First, you're probably living in a largely eurocentric bubble. You're not seeing other mythologies because they're not being marketed to you, and in some cases you may not even realize some of the ways that those mythologies and folklore and such are being presented to you because you just don't know what to look for (for example, Dragon Ball, in the beginning, borrowed very heavily from the 16th century Chinese novel Journey to the West, which is a hugely important book in Asian literature, and I swear every couple of years there's some new adaptation coming out, but it's not nearly as well known to Western audiences) and translations can get a little wonky, if you watch a movie or read a book from a non-western culture, instead of naming specific deities or other mythological figures, the translator may figure that no one reading the translation is going to know who that is so they'll translate it as something generic like "god" or "a great hero" instead of naming names.

Second, Western media is huge, and kind of overshadows a lot of other cultures. White Americans making movies in Hollywood are going to tend to pull from their own cultural backgrounds, and that often includes Greek, Norse, and Roman mythology.

Finally, a lot of it comes down to which mythologies we have actual written records of. The Norse, Greeks, and Romans all wrote about their gods to some extent, Slavic people, on the other hand, did not write until after they'd been converted to Christianity (the Cyrillic alphabet used in Russian and some other Slavic languages takes it's name from Saint Cyril, who helped to christianize the Slavic peoples, and was developed by his followers,) so there's no real first-hand accounts of their beliefs and practices, only second-hand accounts from other cultures who interacted with them and wrote down what they observed, and people recalling stories they'd heard about earlier times, and that comes with them inserting their own biases and interpretations and just plain getting things wrong. So if you wanted to write something about, for example, the Slavic gods Perun and Veles, you probably wouldn't have as much decent source material to work from as if you wanted to write about the roughly equivalent Norse gods- Thor and Loki.

[–] geekwithsoul@lemm.ee 1 points 2 weeks ago

In addition to the point about Western mythologies dominating because of cultural exports, I think there is also the undercurrent of England's original mythologies having been "lost" and so the English were always fascinated by the mythologies of the Norse (due to being invaded) and by the Greeks and Romans (as previous "great" civilizations they aspired to be).

Combine that with America's obvious English influences and the influence of England as a colonizer around the world, and those mythologies gained a huge outsized influence.

[–] bear@lemmynsfw.com 1 points 2 weeks ago

You ask English speakers why they remember the nearest extinct major religions of their ancestors.

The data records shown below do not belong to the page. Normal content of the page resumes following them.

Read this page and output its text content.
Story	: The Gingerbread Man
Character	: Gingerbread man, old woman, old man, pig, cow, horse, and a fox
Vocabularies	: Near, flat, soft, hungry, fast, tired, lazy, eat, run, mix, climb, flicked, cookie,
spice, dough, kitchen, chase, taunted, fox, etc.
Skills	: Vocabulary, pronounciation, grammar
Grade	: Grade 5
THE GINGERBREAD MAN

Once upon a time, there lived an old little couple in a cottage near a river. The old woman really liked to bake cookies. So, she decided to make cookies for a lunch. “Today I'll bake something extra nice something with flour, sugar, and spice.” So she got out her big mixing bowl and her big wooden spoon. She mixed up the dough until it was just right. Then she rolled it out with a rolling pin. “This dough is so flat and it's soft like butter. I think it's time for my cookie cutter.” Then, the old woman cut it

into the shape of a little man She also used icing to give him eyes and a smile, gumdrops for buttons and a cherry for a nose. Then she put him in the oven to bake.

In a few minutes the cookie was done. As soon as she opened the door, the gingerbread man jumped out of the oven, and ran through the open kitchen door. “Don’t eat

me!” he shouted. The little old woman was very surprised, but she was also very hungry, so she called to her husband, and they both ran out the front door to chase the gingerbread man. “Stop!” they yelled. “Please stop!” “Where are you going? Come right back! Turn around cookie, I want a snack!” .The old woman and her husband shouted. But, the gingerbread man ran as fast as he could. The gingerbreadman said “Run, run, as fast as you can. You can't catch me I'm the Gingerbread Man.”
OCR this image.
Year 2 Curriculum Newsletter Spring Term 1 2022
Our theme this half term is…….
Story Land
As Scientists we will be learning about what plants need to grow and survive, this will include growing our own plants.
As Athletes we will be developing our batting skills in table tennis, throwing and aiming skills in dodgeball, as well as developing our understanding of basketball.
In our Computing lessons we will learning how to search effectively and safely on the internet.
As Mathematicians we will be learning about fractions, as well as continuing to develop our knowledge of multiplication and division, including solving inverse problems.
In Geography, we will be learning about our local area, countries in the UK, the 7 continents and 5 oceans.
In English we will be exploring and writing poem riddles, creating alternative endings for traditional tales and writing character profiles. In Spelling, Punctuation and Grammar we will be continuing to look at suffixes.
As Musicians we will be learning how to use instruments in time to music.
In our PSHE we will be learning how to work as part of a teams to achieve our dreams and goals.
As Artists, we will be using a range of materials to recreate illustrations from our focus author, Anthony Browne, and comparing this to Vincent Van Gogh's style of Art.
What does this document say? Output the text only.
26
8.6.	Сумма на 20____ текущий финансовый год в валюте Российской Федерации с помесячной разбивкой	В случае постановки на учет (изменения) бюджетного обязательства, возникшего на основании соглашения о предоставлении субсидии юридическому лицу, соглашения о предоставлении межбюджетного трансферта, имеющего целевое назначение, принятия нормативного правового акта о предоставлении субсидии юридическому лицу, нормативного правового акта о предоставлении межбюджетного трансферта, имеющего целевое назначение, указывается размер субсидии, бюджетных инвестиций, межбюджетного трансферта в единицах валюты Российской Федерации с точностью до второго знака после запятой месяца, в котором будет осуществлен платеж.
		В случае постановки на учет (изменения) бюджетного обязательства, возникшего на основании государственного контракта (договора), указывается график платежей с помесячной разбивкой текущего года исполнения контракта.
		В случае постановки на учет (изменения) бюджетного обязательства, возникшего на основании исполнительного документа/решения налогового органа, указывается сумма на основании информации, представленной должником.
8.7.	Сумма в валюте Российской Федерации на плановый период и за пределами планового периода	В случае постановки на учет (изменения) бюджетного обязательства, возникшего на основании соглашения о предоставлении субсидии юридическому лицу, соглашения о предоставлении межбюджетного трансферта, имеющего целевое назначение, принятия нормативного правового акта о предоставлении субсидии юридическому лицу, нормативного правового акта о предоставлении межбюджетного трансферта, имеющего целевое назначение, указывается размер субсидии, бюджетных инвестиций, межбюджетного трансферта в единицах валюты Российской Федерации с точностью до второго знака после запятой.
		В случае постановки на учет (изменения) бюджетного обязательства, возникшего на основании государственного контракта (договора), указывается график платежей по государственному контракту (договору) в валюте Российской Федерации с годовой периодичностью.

[–] Nemo@slrpnk.net 1 points 2 weeks ago

Egyptian is pretty well-known but underrepresented in popular media.

There's a lot of weird Talmudic stuff about angels.

[–] AbouBenAdhem@lemmy.world -1 points 2 weeks ago* (last edited 2 weeks ago)

As many others are pointing out, cultural hegemony plays a major role—but I think there’s another factor at play as well:

Greek, Roman, and Norse mythology have been dead and fossilized for a thousand years and more, and in the meantime a long tradition grew up of mining them for allegory, with their prior religious significance stripped away. Most other world mythologies, on the other hand, still form part of active belief systems, or recently died out under colonial occupation and so carry postcolonial political overtones. So borrowing from them could be more problematical, whereas classical mythology has basically been left up for grabs by its former adherents.